說完舉起自己手裏的酒杯抿了抿,神態驕矜。

阮霽回過神來,在心裏勉強笑笑,很快收拾起那些失態,表面從容地和他打了個招呼。俞夏坐在他身邊,也不動聲色地笑著打量他,嘴上心不在焉地同阮霽客套,眼神卻從他的眉眼飄到腰,在臀部劃過,心裏暗自將自己和他做了個比較。

身材,他比我高,但腰沒我細。

臉,長得倒好看,眼睛沒我勾人。

比著比著,俞夏在自己心裏默默把早前給阮霽貼上的黃臉婆標簽劃掉了。

確實漂亮,阮霽並非那種男子的英俊,也不全是女人的柔美,想來想去只能用漂亮來形容他,脆弱的,柔軟的,但又頑強張揚,像似有若無的曇花香,微弱地在不動聲色處吸引人。

即使是俞夏,再不服氣也不得不在心裏承認,阮霽確實比自己好看。

俞夏是家裏驕縱蠻橫的小少爺,在宴會上認識了宮擇,就對他一見鐘情,知道他結了婚也沒死心,反倒卯足了勁兒要倒貼。

他聽說宮擇家中妻子不過是個普普通通的鋼琴老師,還是家中煮夫,更不放在心上。

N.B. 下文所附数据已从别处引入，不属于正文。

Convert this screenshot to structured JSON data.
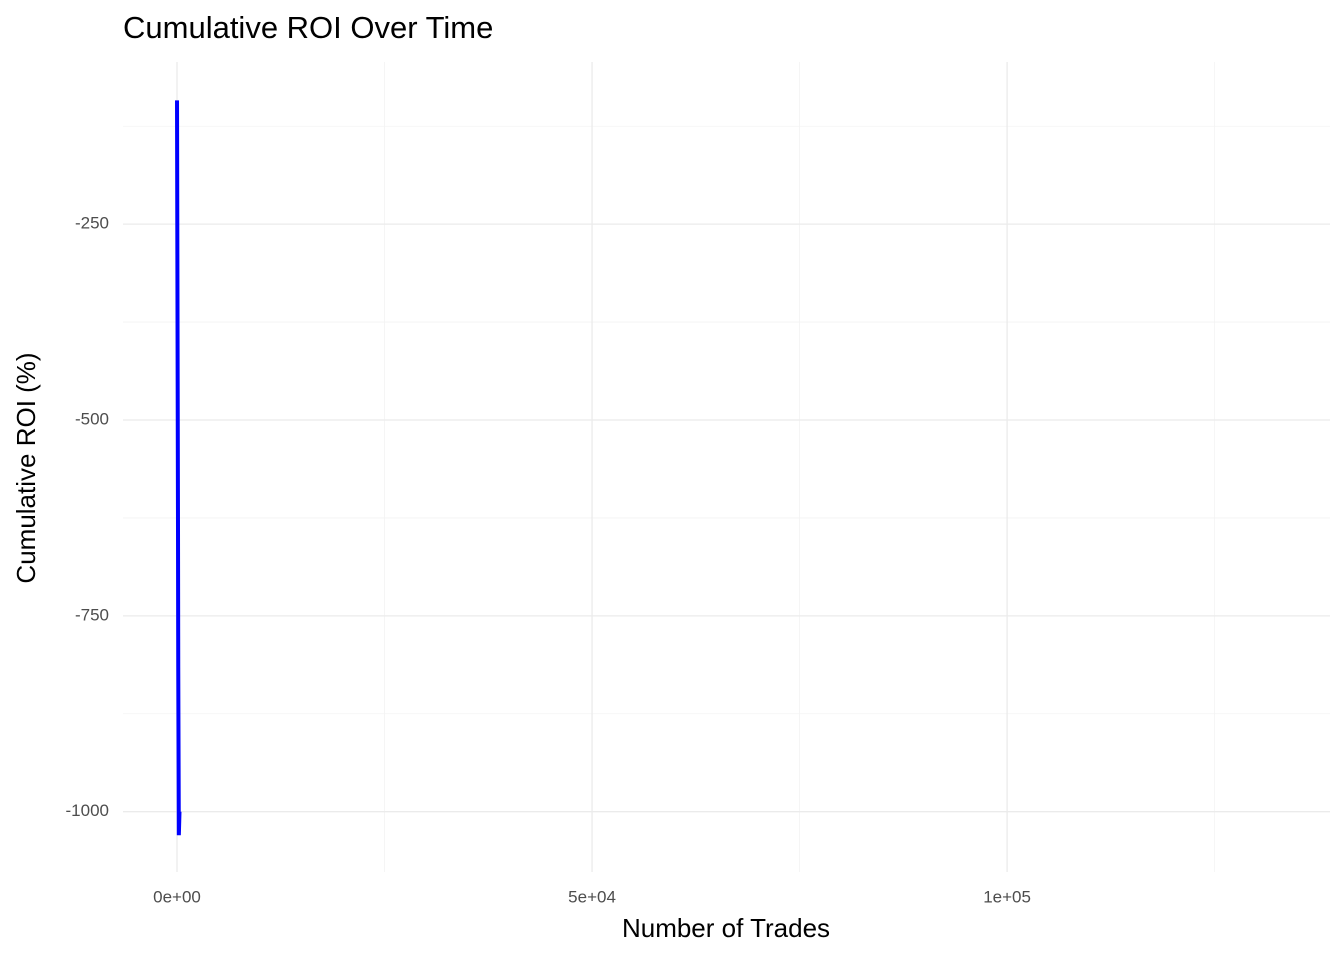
{
  "chart_data": {
    "type": "line",
    "title": "Cumulative ROI Over Time",
    "x_label": "Number of Trades",
    "y_label": "Cumulative ROI (%)",
    "x": [
      1,
      120,
      150,
      220,
      300
    ],
    "series": [
      {
        "color": "#0000ff",
        "values": [
          -92,
          -640,
          -816,
          -1030,
          -1000
        ]
      }
    ],
    "xlim": [
      -6506,
      138900
    ],
    "ylim": [
      -1077,
      -43
    ],
    "xticks": [
      {
        "value": 0,
        "label": "0e+00"
      },
      {
        "value": 50000,
        "label": "5e+04"
      },
      {
        "value": 100000,
        "label": "1e+05"
      }
    ],
    "xminor": [
      25000,
      75000,
      125000
    ],
    "yticks": [
      -250,
      -500,
      -750,
      -1000
    ],
    "yminor": [
      -125,
      -375,
      -625,
      -875
    ],
    "grid": true
  }
}
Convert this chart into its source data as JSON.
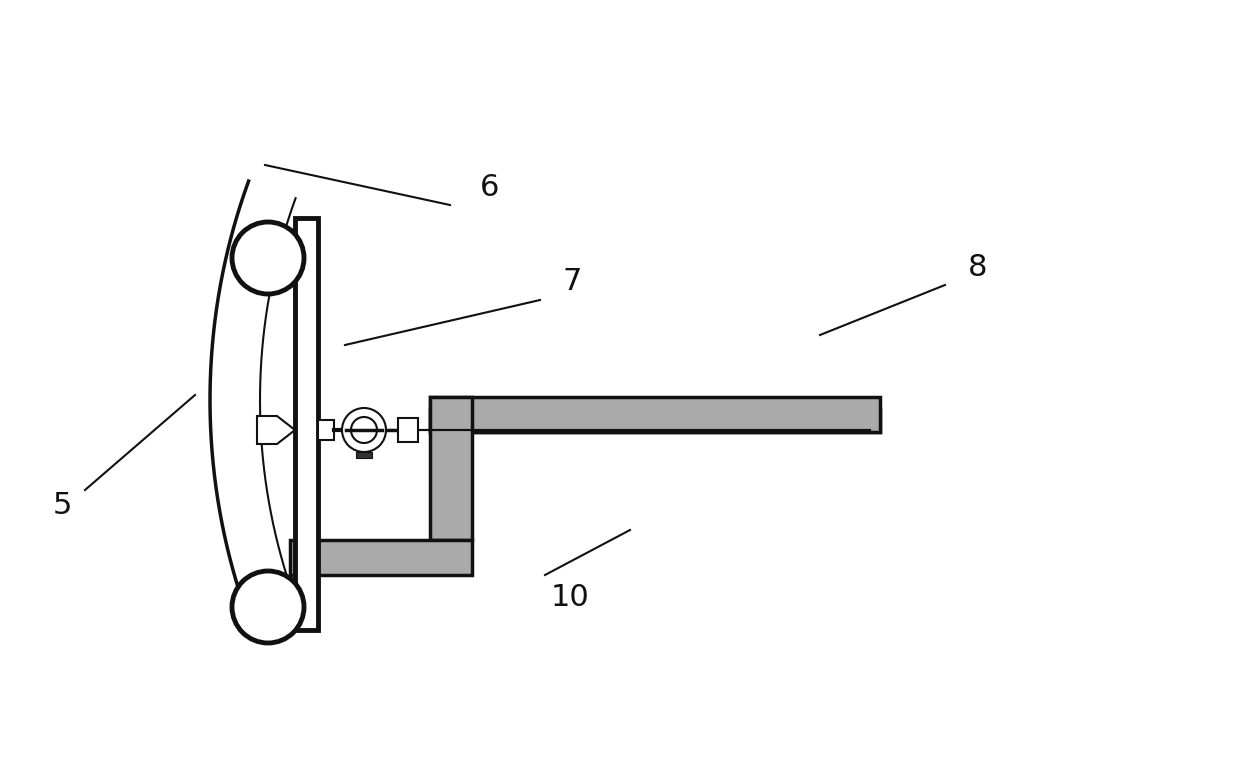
{
  "bg_color": "#ffffff",
  "line_color": "#111111",
  "hatch_color": "#888888",
  "label_fontsize": 22,
  "lw_main": 2.5,
  "lw_thin": 1.5,
  "lw_thick": 3.5
}
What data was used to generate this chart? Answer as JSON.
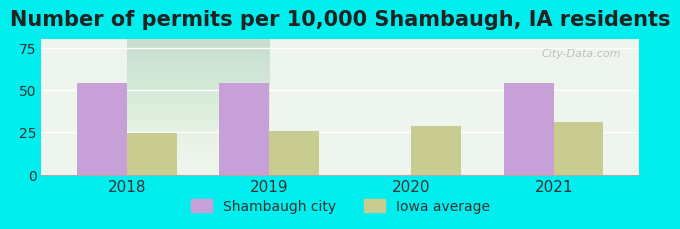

從小到大他要什麽就一定要拿到手裏,回家後馬上央著父親做人情,把自己塞進了宮擇的公司做助理,美其名曰來父親好友公司歷練。

他歷練個什麽勁,無非是為了靠近他,再使點小伎倆將宮擇勾到自己手裏罷了。

男人是貪戀刺激的生物,俞夏摸清了宮擇的喜好,鍥而不舍纏著他同自己上了床。他得了人,心裏的占有欲更盛,但宮擇明明白白地同他劃清界限說兩人不過是情人關系,況且宮擇的行為明擺著,他家裏那位妻子在宮擇心裏的地位遠在自己之上,連出差被自己纏著逛街,都要親自為妻子挑根項鏈。

俞夏怎麽可能服氣,阮霽收到的照片,有俞夏的手筆,沒想到他夠沈得住氣,逼得自己前來找他了。

“地中海的景色這時候最漂亮,我們才從那兒回來,阮先生有空也可以……阮先生?”

“嗯?啊,不好意思俞先生”,阮霽本來就沒心思同他多說,“我身體不是很舒服,想去陽臺吹吹風,先告辭了。”

說完他轉身欲走,卻不想一個冒冒失失的侍應生低著頭走路,直直地就撞上了自己。眼見馬上就要被紅酒潑了個滿懷,還好俞夏眼疾手快把他往後一拉,才沒讓紅酒灑到阮霽的襯衫上。

侍應生差點闖了大禍,忙不疊彎腰向他道歉,生怕自己沖撞了大人物丟了飯碗。阮霽沒有為難他的意思,點點頭讓他先走。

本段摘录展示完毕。